Deux pianistes du Sud
Et déjà deux démarrages différents, même si les relient leurs origines méridionales: La Ciotat pour Stern, Montpellier pour Geniet, autant dire qu'à La Roque d'Anthéron ils sont chez eux. Après cela diverge: Je ne suis pas d'une famille d'artistes, dit Stern. C'est un peu par hasard qu'on m'a mis devant un piano à 10 ans. Gamin surdoué puisque, très vite, au conservatoire de La Ciotat (petite ville), ses professeurs le repèrent, lui donnent à digérer Chopin et Liszt, de sorte qu'à 14 ans j'ai réfléchi, après tous ces encouragements, à en faire peut-être un métier et je suis entré au conservatoire de Marseille.
Moi, dit Geniet, j'avais un piano à la maison. Mon père était guitariste de jazz, j'allais à beaucoup de ses concerts, et le jazz, ça sonne moins strict que le classique. Cela m'a familiarisé avec la musique. Au départ, évidemment, jazz oblige, j'étais attiré par les cuivres, trompette ou trombone. Le piano? 3 ou 4 ans, professeur à 5, conservatoire de Montpellier à 7.

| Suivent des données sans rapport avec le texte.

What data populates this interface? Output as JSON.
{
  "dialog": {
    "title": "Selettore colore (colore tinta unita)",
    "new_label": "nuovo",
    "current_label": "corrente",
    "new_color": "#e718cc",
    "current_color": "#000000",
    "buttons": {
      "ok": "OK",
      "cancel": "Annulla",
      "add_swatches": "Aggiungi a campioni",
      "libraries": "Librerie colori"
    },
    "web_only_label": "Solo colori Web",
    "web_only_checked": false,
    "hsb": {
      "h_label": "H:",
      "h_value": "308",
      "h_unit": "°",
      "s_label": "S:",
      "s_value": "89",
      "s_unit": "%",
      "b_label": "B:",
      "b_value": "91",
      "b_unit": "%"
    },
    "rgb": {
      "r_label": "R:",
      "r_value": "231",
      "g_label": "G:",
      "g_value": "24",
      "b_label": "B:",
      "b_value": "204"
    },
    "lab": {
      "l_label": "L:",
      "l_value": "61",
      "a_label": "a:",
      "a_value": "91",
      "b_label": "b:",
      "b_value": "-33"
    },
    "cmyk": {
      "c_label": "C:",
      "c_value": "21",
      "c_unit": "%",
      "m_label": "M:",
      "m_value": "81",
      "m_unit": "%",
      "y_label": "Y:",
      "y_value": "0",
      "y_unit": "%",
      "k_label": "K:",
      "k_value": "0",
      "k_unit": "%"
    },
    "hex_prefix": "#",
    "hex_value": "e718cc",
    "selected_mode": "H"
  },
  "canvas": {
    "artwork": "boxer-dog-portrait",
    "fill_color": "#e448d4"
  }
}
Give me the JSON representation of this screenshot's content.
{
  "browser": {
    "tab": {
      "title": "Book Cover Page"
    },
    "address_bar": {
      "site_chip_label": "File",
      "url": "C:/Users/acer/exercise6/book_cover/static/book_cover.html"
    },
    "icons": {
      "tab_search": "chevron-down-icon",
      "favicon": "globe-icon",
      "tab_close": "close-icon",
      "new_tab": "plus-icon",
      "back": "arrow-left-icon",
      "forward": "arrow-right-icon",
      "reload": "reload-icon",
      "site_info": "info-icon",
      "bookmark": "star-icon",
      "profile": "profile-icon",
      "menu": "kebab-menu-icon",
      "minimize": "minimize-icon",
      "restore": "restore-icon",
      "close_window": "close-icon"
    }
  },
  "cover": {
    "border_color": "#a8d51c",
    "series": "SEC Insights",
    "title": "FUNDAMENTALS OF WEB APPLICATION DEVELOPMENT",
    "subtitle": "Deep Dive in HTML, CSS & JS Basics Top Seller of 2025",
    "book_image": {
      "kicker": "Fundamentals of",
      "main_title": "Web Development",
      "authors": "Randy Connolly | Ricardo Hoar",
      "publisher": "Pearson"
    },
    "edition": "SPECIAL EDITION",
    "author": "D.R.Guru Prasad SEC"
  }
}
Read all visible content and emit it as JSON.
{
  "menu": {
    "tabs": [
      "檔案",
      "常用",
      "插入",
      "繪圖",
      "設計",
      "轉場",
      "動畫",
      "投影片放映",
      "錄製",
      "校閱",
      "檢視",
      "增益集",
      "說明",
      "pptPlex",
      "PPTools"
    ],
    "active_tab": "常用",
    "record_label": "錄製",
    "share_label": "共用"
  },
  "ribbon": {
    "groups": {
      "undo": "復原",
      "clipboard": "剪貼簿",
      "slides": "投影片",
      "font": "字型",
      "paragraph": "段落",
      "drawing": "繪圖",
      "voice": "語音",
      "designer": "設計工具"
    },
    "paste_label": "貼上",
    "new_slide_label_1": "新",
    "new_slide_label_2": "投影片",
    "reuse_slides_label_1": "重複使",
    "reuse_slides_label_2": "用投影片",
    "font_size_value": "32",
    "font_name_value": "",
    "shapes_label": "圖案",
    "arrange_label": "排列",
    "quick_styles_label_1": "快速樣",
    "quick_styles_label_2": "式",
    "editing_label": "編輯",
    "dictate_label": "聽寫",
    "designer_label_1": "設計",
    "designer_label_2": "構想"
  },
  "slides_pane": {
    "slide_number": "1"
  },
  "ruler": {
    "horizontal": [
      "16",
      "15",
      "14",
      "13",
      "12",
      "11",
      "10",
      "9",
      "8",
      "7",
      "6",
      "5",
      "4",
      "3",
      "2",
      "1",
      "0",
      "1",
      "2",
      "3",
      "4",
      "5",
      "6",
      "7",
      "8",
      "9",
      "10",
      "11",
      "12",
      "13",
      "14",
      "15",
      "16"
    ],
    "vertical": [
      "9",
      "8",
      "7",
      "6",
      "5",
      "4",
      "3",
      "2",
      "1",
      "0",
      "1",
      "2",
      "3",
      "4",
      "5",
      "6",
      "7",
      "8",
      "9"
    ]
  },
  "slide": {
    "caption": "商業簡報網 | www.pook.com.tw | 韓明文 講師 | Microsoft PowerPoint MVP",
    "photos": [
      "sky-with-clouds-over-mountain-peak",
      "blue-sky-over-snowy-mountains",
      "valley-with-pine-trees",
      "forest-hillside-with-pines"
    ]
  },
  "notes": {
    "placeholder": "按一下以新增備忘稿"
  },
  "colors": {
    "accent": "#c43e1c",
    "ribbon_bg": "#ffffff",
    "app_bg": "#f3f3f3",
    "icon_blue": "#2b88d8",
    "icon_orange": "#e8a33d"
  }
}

Puiser dans la caisse à outils!
Les interviews n'ont pas été réalisées ensemble. Mais comme on s'étonne qu'un garçon déjà si talentueux, si maître de ses moyens comme Gabriel Stern, continue à étudier en Suisse (une sorte de "master") avec Nelson Goerner, celui-ci ne sait trop quoi répondre. C'est Rémi Geniet qui vient le défendre par procuration: Je trouve ça très bien, très normal. C'est un peu une idée française: un musicien doit s'affranchir, un élève doué doit être indépendant tout de suite. Mais non: les sportifs de haut niveau, toute leur carrière, ont un coach. Les chanteurs ont un coach. Quand un jeune musicien est doué, il faut qu'il ait à sa disposition tous les moyens, prof, même tard, écoute des enregistrements, discussions avec les uns, les camarades, avec les autres. Puiser dans la caisse à outils, comme disent les Russes. Certains, évidemment, travaillent de manière plus solitaire, un Lucas Debargue... Moi, ajoute-t-il en riant, je viens d'une famille de profs, c'est pour ça, peut-être, que je n'ai aucun problème avec les profs.
Un programme très ambitieux
On s'étonne auprès de Stern d'un programme si lourd, si ambitieux, à 9 heures 45. Jugez-en: Funérailles de Liszt, qu'il joue de manière très timbré, hautaine, sans fioriture. Dépouillé. C'est presque L'enterrement à Ornans, la peinture réaliste et paysanne de Courbet. Puis la Sonate n° 2 de Rachmaninov. Déluge de notes, avec lesquelles Stern s'amuse comme un jeune chien fou: le piano est un terrain de jeu où au lieu de 2 jambes on a 10 doigts...
Personnellement j'ai un peu de mal (alors que les concertos m'enchantent) avec les deux sonates de Rachmaninov dont je ne comprends pas très bien où elles vont, même si les deux derniers mouvements ont davantage d'architecture. Gabriel Stern, avec un son superbe de puissance, réussit à architecturer, gardant la tête froide, sans jamais s'emballer.
(Une libellule revient sur le chapeau d'une dame. Elle y reste dix minutes, l'éternité d'une libellule)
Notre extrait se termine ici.